Justice Ritu Khullar, '85 BA(Hons), Alberta Court of Appeal
"My favourite two McLachlin-penned decisions were both released in 1999. They represent the high-water mark of human rights jurisprudence from the Supreme Court of Canada. The first, Meiorin, provides a clear articulation of the meaning of discrimination, in particular when otherwise seemingly neutral rules have a discriminatory impact. Meiorin also explains the obligation on employers or service providers to accommodate someone who has experienced the discrimination to the point of undue hardship. The second, Grismer, emphasizes that human rights assessment focuses on the individual, the actual impact on them arising from discrimination and accommodation."
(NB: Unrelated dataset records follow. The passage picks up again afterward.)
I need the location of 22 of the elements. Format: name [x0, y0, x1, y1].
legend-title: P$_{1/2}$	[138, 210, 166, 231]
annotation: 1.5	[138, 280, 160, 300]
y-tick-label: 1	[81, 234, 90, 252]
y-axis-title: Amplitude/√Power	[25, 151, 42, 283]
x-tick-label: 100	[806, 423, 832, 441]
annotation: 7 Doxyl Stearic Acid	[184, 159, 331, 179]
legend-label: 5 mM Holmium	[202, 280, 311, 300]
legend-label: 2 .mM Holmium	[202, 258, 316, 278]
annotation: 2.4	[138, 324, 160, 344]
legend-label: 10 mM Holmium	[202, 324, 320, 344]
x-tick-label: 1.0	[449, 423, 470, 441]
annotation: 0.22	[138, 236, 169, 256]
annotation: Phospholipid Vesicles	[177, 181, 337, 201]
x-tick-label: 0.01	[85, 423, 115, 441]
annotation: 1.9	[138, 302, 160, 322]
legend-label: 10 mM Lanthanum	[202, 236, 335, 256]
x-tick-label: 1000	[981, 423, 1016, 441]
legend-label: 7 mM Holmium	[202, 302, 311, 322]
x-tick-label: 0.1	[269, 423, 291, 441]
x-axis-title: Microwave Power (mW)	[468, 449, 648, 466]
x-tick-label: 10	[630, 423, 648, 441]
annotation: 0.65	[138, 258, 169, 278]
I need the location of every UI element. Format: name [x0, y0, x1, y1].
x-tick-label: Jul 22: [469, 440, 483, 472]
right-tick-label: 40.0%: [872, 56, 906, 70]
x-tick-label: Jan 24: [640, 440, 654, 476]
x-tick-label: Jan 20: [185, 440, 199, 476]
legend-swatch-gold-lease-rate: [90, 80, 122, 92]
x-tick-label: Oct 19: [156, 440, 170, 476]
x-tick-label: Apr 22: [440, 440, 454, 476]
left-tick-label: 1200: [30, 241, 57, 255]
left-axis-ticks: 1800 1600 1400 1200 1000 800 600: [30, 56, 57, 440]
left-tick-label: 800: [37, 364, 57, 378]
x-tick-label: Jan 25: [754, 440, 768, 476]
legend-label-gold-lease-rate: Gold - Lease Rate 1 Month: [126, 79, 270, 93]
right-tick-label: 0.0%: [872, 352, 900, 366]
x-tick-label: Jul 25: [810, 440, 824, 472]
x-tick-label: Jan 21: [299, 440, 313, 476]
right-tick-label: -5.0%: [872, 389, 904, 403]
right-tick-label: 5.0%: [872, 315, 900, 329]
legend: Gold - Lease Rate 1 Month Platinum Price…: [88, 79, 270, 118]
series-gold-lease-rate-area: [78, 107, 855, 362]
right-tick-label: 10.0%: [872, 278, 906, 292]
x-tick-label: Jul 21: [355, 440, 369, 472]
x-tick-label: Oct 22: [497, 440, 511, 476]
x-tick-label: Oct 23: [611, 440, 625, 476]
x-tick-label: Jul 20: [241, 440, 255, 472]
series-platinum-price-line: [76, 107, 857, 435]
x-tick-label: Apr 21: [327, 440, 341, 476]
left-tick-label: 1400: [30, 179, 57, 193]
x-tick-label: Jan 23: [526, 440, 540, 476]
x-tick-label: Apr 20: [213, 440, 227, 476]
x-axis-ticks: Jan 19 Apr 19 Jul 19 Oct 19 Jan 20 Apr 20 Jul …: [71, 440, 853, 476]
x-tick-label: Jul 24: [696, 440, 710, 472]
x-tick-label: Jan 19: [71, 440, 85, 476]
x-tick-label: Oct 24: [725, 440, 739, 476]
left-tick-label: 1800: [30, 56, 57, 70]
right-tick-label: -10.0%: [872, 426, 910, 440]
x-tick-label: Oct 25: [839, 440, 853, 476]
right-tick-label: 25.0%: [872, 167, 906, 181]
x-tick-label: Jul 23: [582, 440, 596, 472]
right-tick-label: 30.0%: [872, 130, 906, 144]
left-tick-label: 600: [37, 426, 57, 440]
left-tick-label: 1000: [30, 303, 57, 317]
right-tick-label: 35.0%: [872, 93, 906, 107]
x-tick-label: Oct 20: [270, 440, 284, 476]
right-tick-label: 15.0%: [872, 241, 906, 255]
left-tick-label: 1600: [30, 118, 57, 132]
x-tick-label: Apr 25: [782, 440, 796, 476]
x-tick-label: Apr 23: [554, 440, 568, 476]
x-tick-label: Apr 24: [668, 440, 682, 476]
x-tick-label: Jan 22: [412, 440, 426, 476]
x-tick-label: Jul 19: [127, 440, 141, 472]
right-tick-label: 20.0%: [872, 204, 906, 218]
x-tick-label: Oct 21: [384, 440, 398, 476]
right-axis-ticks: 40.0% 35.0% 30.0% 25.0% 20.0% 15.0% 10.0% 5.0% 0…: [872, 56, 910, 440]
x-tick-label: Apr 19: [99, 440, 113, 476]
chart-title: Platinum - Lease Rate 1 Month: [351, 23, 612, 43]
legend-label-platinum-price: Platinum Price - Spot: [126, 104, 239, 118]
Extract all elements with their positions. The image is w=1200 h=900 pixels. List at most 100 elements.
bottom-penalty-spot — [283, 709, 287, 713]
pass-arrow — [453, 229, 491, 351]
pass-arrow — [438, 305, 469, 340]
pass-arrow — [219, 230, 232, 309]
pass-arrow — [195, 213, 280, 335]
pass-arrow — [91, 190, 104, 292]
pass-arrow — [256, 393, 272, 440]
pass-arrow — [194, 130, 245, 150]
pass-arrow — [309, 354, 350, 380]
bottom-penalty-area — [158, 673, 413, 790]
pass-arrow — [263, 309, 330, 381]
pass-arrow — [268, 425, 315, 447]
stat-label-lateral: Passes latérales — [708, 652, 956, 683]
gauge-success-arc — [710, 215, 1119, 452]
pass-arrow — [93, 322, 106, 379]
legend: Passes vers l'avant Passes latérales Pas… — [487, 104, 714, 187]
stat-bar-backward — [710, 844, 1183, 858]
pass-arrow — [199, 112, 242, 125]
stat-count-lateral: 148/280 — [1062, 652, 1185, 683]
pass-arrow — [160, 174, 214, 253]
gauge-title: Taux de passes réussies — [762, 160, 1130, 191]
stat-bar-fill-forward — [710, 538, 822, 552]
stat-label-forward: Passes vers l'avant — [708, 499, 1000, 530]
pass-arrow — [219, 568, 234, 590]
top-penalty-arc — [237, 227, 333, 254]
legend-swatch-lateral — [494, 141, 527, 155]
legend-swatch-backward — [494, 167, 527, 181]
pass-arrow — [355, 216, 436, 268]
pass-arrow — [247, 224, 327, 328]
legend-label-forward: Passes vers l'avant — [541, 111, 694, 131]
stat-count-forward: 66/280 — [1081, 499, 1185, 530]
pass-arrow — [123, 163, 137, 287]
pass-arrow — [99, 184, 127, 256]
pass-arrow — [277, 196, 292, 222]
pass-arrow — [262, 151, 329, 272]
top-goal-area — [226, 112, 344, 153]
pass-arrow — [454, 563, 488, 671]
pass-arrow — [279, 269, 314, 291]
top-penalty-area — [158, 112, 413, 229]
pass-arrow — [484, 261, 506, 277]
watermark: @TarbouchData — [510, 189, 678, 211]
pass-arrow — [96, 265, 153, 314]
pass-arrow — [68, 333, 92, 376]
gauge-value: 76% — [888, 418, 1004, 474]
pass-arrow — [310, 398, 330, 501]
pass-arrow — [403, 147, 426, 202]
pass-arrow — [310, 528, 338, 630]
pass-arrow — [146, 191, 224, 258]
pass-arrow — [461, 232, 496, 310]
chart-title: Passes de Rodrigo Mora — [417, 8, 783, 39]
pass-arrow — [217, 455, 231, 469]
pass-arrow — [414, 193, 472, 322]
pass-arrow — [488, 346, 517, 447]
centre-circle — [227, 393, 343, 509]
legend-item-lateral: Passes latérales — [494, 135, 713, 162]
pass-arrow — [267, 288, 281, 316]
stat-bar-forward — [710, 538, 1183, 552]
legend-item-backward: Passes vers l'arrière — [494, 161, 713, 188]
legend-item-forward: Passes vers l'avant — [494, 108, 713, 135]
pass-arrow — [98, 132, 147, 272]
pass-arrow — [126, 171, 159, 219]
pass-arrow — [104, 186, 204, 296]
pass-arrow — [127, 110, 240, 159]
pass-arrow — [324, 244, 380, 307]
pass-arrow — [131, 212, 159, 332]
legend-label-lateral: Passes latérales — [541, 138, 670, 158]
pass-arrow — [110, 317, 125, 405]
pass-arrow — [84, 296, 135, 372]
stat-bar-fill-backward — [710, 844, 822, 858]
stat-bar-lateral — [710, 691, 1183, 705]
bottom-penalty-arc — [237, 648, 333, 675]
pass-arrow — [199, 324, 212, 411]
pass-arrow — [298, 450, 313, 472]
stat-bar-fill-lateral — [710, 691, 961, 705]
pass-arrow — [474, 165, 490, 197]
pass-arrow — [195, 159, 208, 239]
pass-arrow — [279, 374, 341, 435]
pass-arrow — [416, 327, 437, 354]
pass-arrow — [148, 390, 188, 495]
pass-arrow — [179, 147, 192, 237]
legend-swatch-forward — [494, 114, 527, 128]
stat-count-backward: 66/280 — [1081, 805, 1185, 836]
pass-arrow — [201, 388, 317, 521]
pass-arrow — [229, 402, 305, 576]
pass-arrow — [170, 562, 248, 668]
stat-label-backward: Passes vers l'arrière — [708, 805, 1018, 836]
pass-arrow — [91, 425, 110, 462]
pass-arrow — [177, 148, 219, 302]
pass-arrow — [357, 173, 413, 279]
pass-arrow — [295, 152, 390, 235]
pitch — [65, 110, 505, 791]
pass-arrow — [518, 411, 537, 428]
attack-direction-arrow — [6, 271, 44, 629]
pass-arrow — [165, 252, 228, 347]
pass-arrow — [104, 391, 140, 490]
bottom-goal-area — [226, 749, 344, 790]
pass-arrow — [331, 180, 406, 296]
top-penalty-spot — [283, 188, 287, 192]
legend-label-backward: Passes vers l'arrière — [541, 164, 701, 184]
Neena Ahluwalia, '80 BA(Spec), '83 LLB, Queen's Counsel, senior manager at Alberta children's services
"As a law student, I was taught that today's dissenting opinion may become tomorrow's majority decision. That was true in 1993 when McLachlin dissented in Rodriguez vs. British Columbia. In a close decision, the court upheld the provisions. In 2015, the court stated underlying the rights of liberty and security of the person are the dual concerns 'for the protection of individual autonomy and dignity. Liberty protects the right to make fundamental personal choices free from state interference. Security of the person encompasses a notion of personal autonomy.' In her dissent in Rodriguez, McLachlin clarified the role between the court and parliament: the court must determine whether a law is constitutional as a law, not as a defensible piece of public policy. She wrote, 'If a law offends the charter, this Court has no choice but to so declare. … The focus is not on why Parliament has acted, but on the way in which it has acted.' These remarks foreshadow cases her court took on that challenged executive power, that forged ahead on charter rights, that protected and recognized Aboriginal title and protection of access to justice. It's difficult to point to just one case and say, 'this one made a big impact.' But Rodriguez was a harbinger of what was to come."